Learning from natural tutorial instruction











Natural instruction is inherently error prone and incomplete. Human teachers regularly omit important details, either because for a human such details might be obvious, or because they simply forgot about them. We are developing a system that is able to semantically reason about the consistency of instruction, capable of hypothesizing ways to correct errors or fill gaps in instructions, and rank such hypotheses in terms of their likelihood.

TellMe: Allowing Non-Programmers to TEACH Procedures through Natural Tutorial Instruction

We describe the main features of our approach using an example of the interaction experienced by one of our users who is a non-programmer and used our TellMe system to create a procedure.

The following gives an overview of the interaction of TellMe with a user. The utterances are verbatim what the user would type. We use scenarios where the system learns procedures executed by airplane pilots to patrol an area looking for oil pollution from ships. The user is teaching the kinds of reconnaissance tasks that pilots do in the Belgian Navy, which are scenarios that we chose for our evaluation, as we will describe later on. The system starts off having a number of primitive actions for recording the situation with a variety of instruments, including infrared and ultraviolet cameras, SLAR cameras, and digital picture and video cameras. There are also primitive actions to send alerts and reports back to the base, and to generate initial estimates of the volume of the spill.

User: "find oil spill, descend to a position of height 200"

The system shows the user that it assumes that meant to descend after finding the spill. It also shows the user an alternative interpretation where the descent was meant to happen before finding the spill. It asks the user to either accept the assumed interpretation and if not to choose the alternative.

User: "film the spill"

The system indicates it did not understand that

User: "record videos and send them"

The system shows the user that it assumes that meant to iterate over each of the videos and send each in turn, since the send action is defined for sending one document at a time.

The system shows the user that the result of sending the videos is a series of message receipts.

The system shows that it assumes the position to be after the descent, it also shows the alternative interpretation that it is the position before descending.
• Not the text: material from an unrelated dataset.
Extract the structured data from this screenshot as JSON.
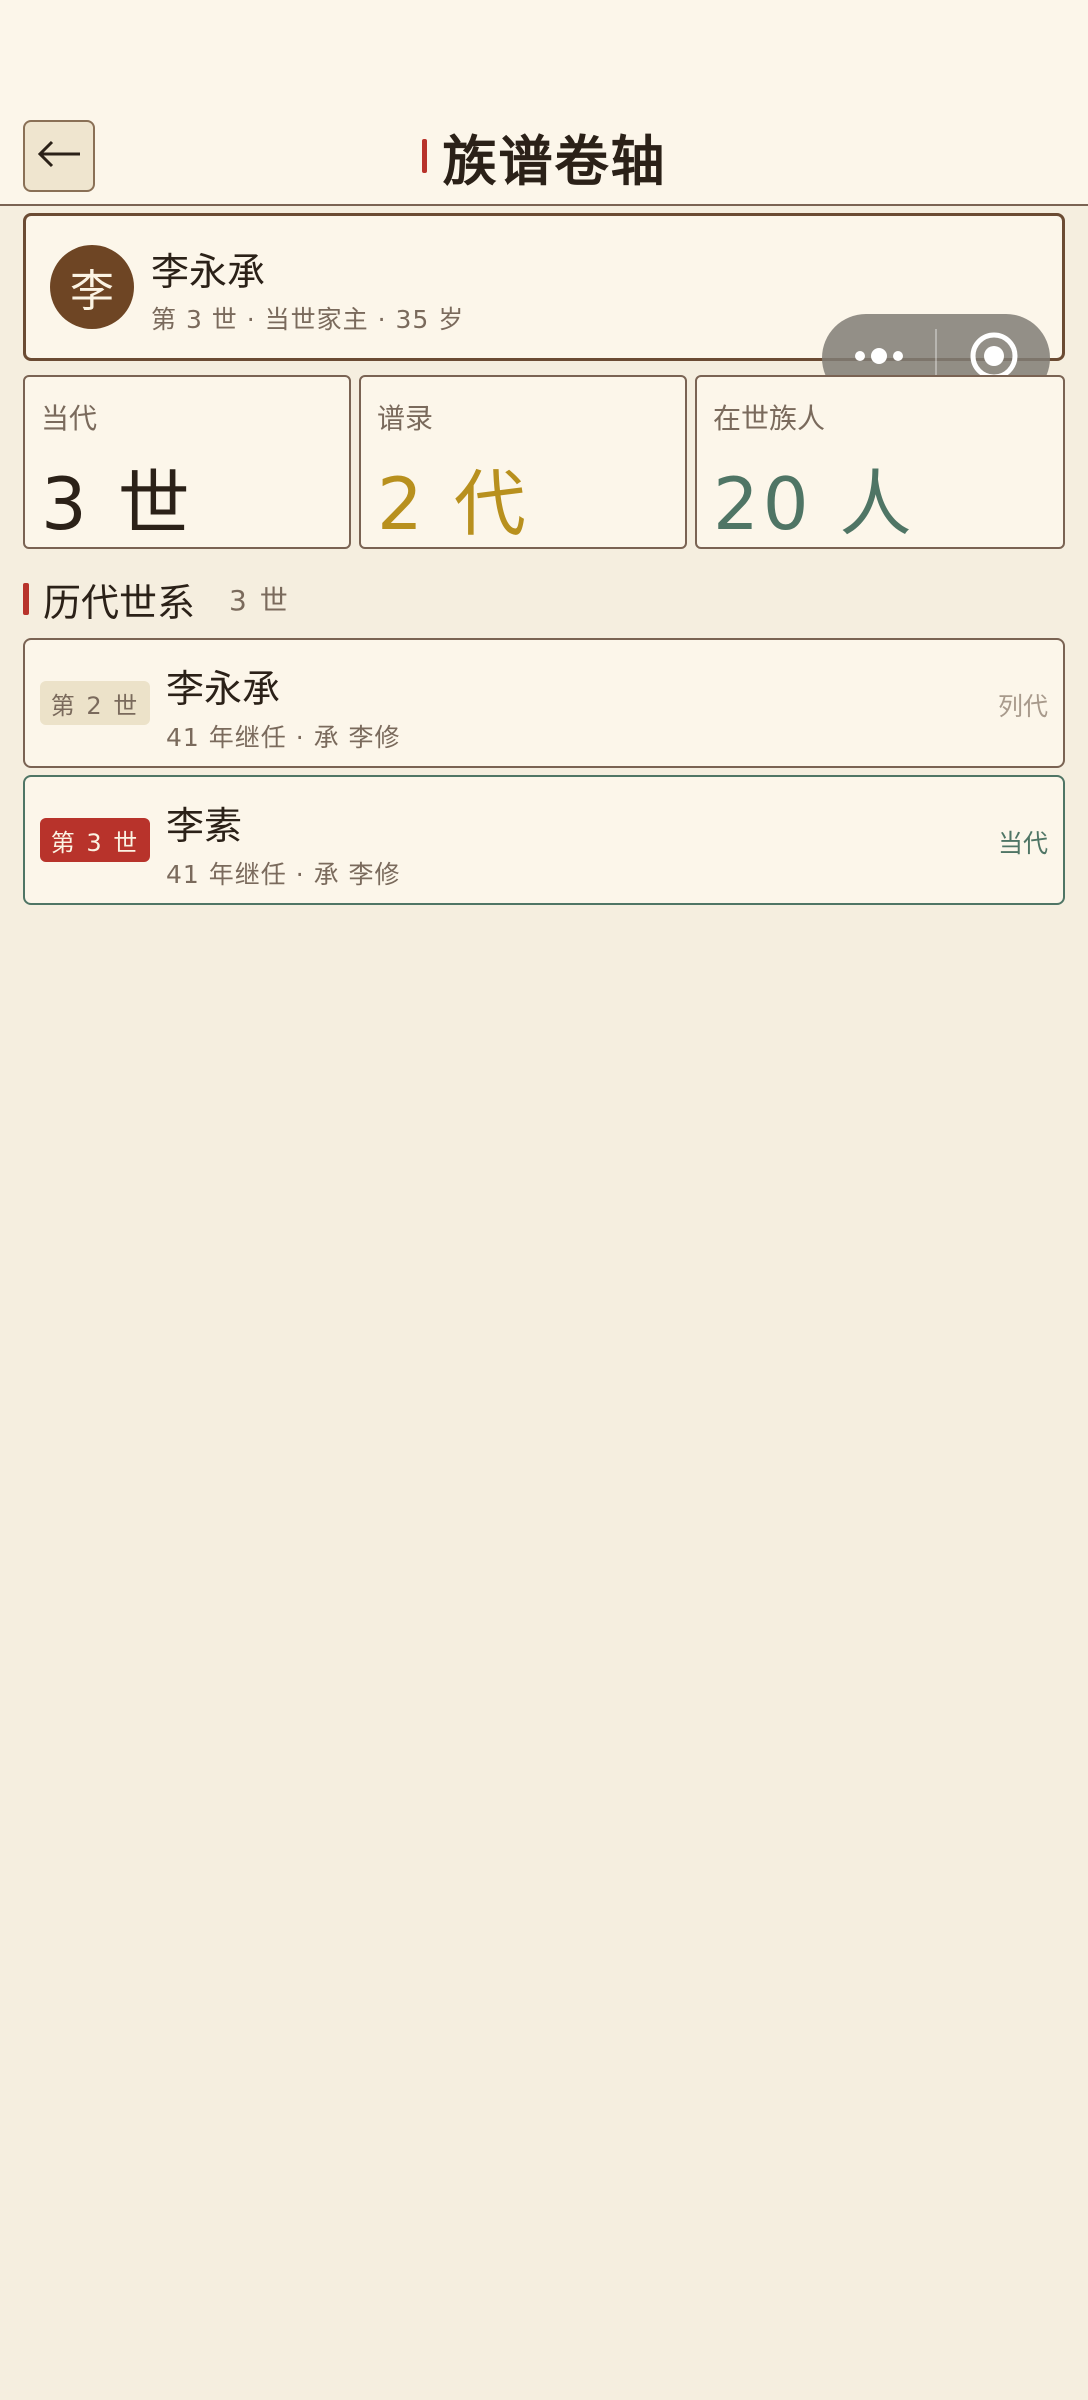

User: "record GPS reading"

The system shows the user that it assumes that the instruction meant to record the GPS reading over the position after descending. It also shows the user an alternative interpretation which is to record the GPS reading at the position when the spill was first found. It asks the user to either accept the assumed interpretation and if not to choose the alternative.
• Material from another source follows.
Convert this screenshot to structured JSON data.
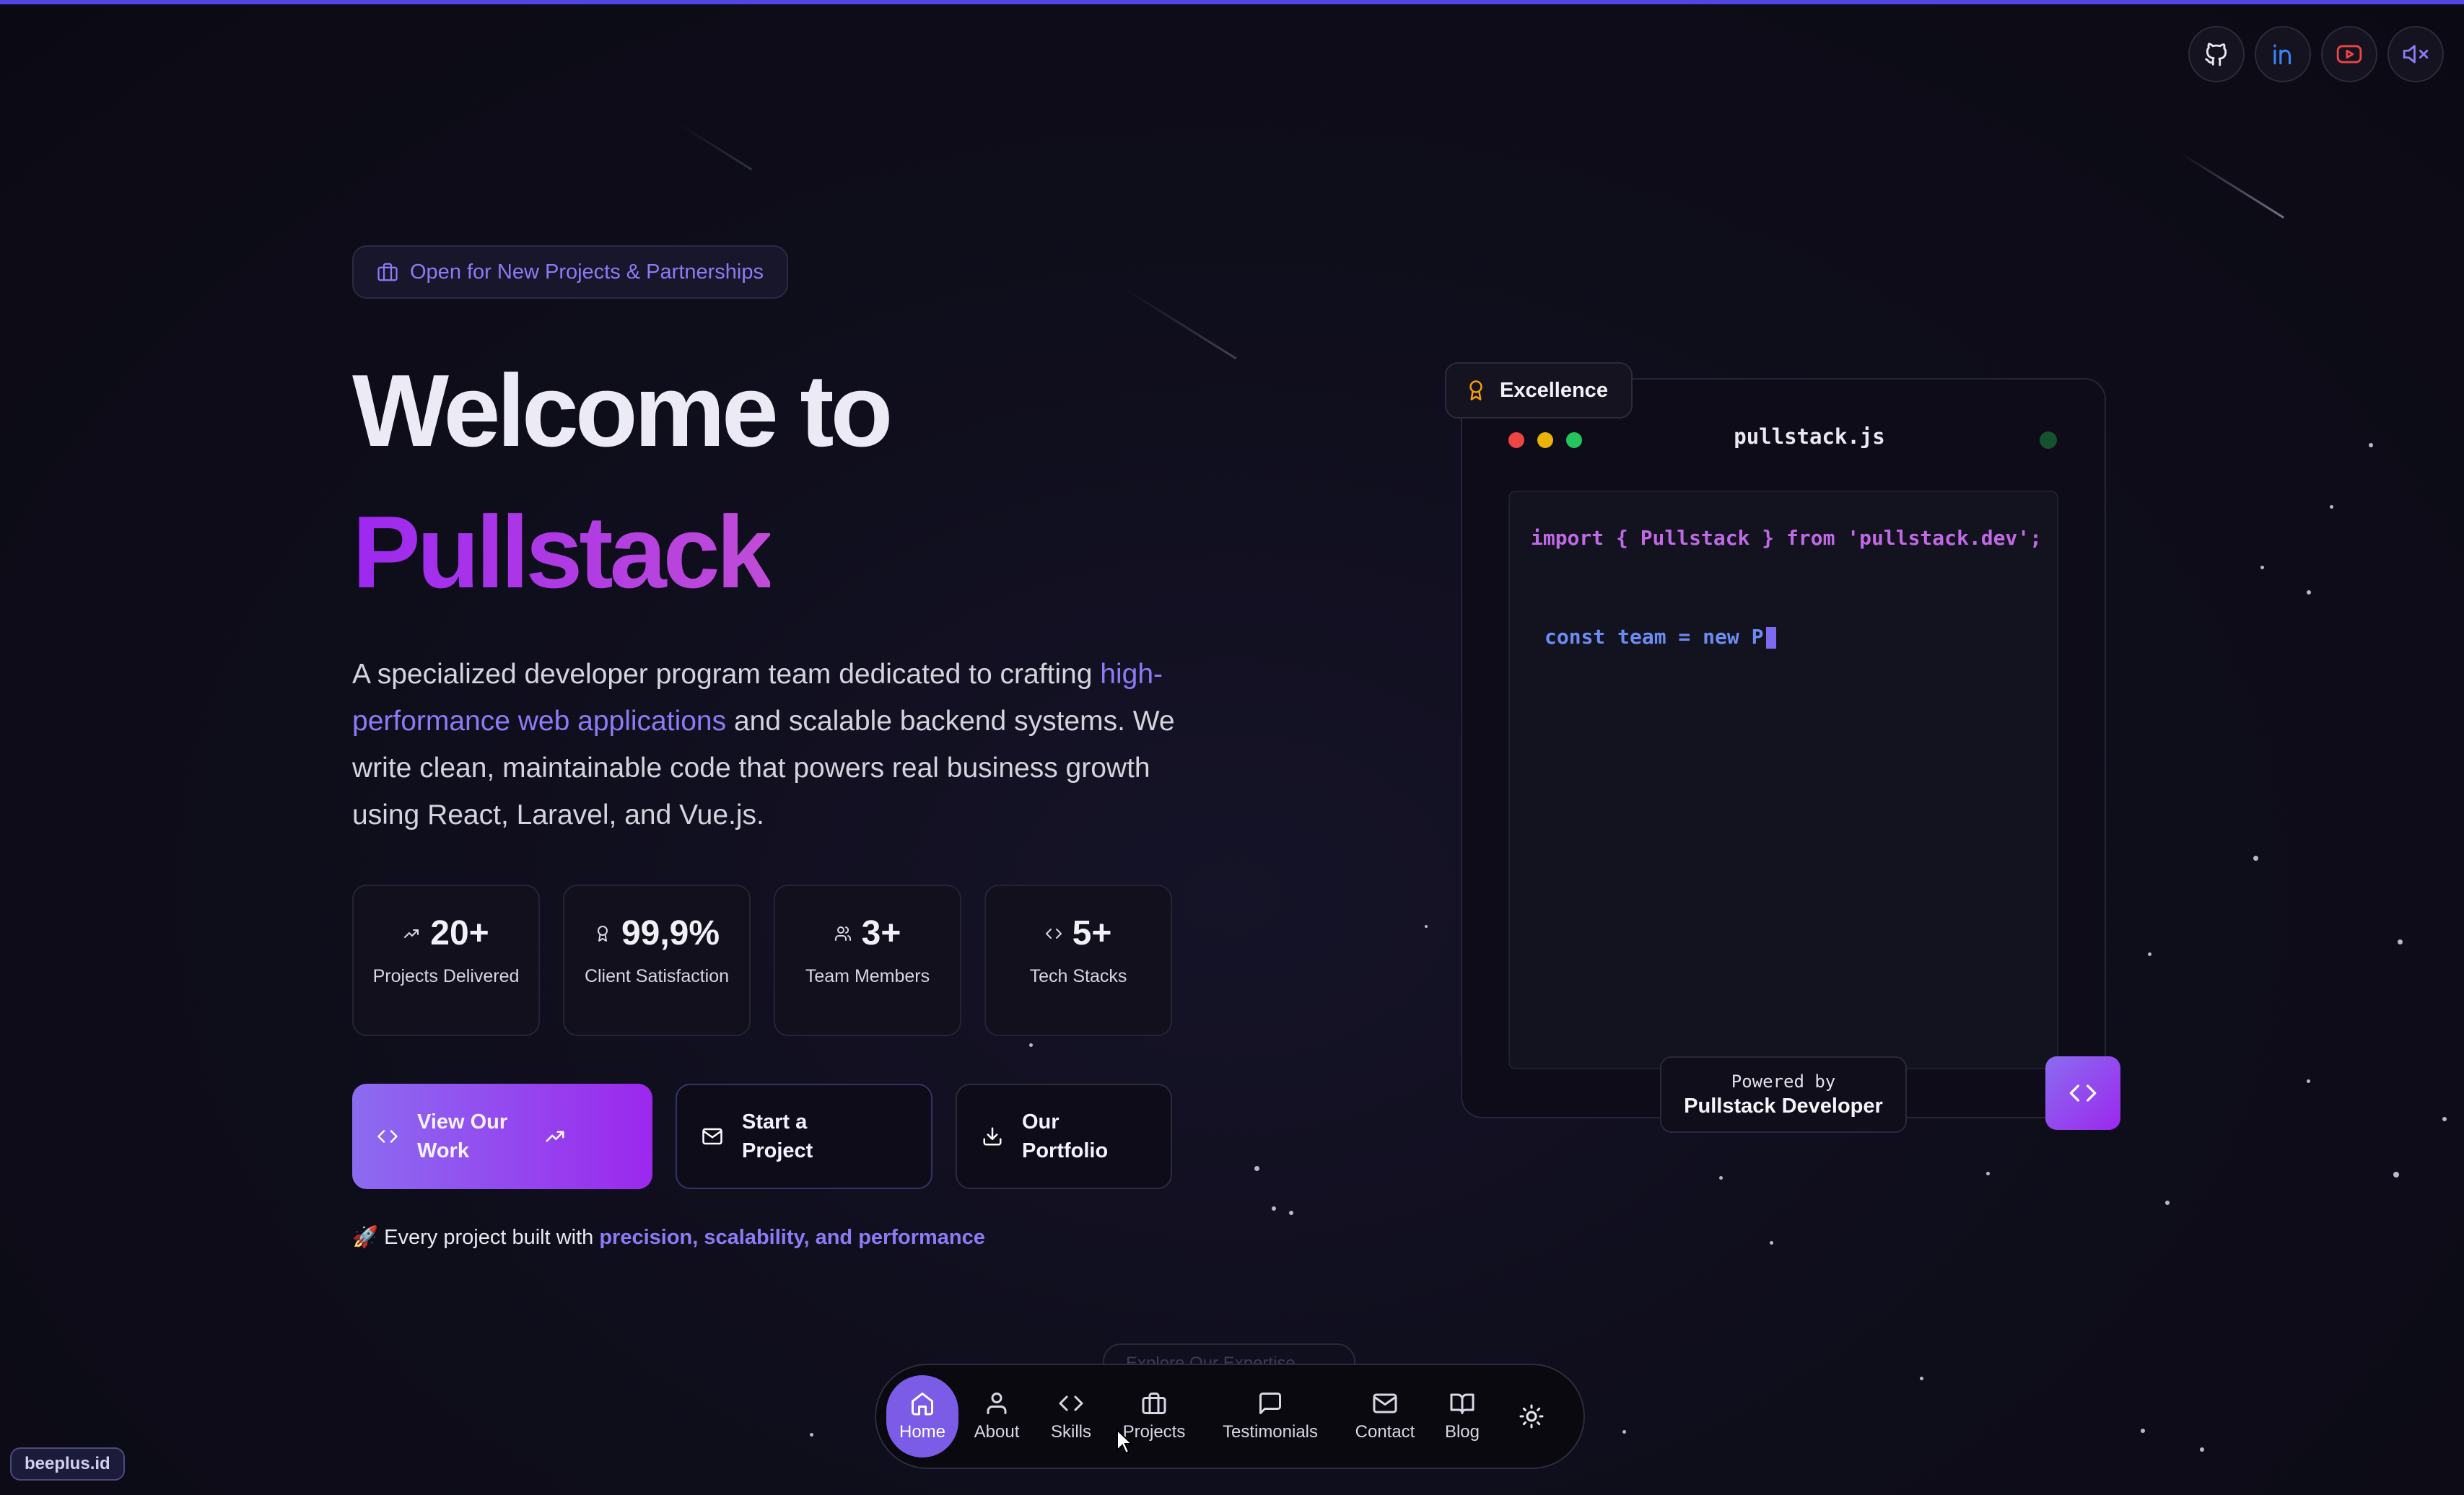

User: (selects the latter option)
User: "record image"

The system shows three interpretations, one for the action to record IR image, another for record UV image, and another to record SLR image

User: "send thickness image"

The system shows the user that it is not familiar with the term high level alert, but that it assumes it is a kind of alert given the context in which the term is used. The user does not have to interrupt the instruction and define it now.
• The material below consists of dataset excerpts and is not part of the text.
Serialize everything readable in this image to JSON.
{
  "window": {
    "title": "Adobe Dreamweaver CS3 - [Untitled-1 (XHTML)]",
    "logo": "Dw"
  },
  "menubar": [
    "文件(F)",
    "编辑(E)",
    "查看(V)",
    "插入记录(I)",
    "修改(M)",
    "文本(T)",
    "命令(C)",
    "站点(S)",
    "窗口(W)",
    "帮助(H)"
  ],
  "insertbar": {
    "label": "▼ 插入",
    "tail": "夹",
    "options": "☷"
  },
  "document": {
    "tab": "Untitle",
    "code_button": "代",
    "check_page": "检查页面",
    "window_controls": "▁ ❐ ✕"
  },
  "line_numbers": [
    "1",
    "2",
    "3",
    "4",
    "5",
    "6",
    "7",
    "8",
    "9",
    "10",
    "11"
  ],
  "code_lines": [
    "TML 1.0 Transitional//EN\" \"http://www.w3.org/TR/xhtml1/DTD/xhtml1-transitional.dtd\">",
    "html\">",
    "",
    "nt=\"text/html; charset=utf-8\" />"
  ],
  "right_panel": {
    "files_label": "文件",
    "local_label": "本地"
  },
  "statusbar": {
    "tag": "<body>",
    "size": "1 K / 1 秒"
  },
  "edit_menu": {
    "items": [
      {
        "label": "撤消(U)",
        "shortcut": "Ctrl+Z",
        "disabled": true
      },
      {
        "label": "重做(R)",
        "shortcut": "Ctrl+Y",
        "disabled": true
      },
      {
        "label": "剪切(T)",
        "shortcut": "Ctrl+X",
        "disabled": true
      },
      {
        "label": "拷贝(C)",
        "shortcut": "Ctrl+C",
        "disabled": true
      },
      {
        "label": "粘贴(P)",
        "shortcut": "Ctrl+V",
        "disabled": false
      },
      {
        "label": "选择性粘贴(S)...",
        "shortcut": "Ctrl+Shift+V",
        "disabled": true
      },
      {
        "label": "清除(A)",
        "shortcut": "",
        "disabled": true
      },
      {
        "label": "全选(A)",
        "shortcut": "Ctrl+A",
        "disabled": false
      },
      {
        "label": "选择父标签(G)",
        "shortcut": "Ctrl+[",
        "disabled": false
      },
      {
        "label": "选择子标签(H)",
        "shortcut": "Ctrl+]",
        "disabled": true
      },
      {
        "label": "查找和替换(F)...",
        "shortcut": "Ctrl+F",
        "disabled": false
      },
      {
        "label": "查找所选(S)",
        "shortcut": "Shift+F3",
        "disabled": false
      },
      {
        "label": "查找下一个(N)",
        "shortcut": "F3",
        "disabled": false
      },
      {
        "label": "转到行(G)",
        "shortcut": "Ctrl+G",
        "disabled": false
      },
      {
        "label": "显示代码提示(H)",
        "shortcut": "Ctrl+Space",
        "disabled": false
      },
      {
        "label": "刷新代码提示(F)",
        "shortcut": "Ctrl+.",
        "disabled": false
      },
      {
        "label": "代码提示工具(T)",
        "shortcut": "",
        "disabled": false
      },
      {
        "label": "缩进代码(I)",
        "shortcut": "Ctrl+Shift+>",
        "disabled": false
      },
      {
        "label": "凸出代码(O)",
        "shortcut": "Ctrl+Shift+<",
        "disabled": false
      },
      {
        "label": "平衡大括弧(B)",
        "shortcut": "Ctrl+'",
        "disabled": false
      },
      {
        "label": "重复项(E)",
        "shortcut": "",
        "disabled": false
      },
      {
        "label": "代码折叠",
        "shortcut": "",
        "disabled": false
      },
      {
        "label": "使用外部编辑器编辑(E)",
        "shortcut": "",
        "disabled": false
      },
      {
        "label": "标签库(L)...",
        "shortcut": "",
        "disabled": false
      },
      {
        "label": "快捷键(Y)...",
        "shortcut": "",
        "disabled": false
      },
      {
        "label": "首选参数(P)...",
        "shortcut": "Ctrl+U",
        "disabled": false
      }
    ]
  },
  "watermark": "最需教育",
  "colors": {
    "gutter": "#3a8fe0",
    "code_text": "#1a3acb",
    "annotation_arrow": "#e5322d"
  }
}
The system shows the user that the send action requires some evidence as input, and that it assumes that to be the output of the record GPS reading action.

This is an example of how a user might teach a procedure where a plane is to descend closer once a spill is found, then take videos and send them to the headquarters, and to record the GPS readings and send them along as well.

We now discuss the main features of our approach and referring to the screenshot example below to illustrate how the features manifest in the user interface.

Key Feature: Exposing Prior Knowledge

A challenge that users face when teaching a system is to figure out what the system already knows or what capabilities it has. Lessons always build on prior knowledge, using it as building blocks to the instruction.

Our approach is to constrain the user's input with a command line interface that completes the user's utterance based on the objects and actions that are already known to the system [Groth and Gil 2009]. In this way the system exposes known actions and object types, which serve as building blocks to the user's expression of each instruction command.

Here is an example of how the system is exposing what it knows about properties of positions:

Key Feature: User Input as Controlled Natural Language

One important challenge that we need to address is that while natural language is a very natural way to provide tutorial instruction, interpreting unconstrained natural language is far beyond the state of the art.

Our approach is to use a paraphrase-based interpretation system that matches the user's utterance against a set of pre-defined paraphrase patterns, following the approach in [Gil and Ratnakar 2008]. Each paraphrase pattern is associated with a set of primitive commands that the user would have to use in order to have the intended effect that is described with the paraphrase pattern. The paraphrase patterns are exposed to the user through the command line interface described above.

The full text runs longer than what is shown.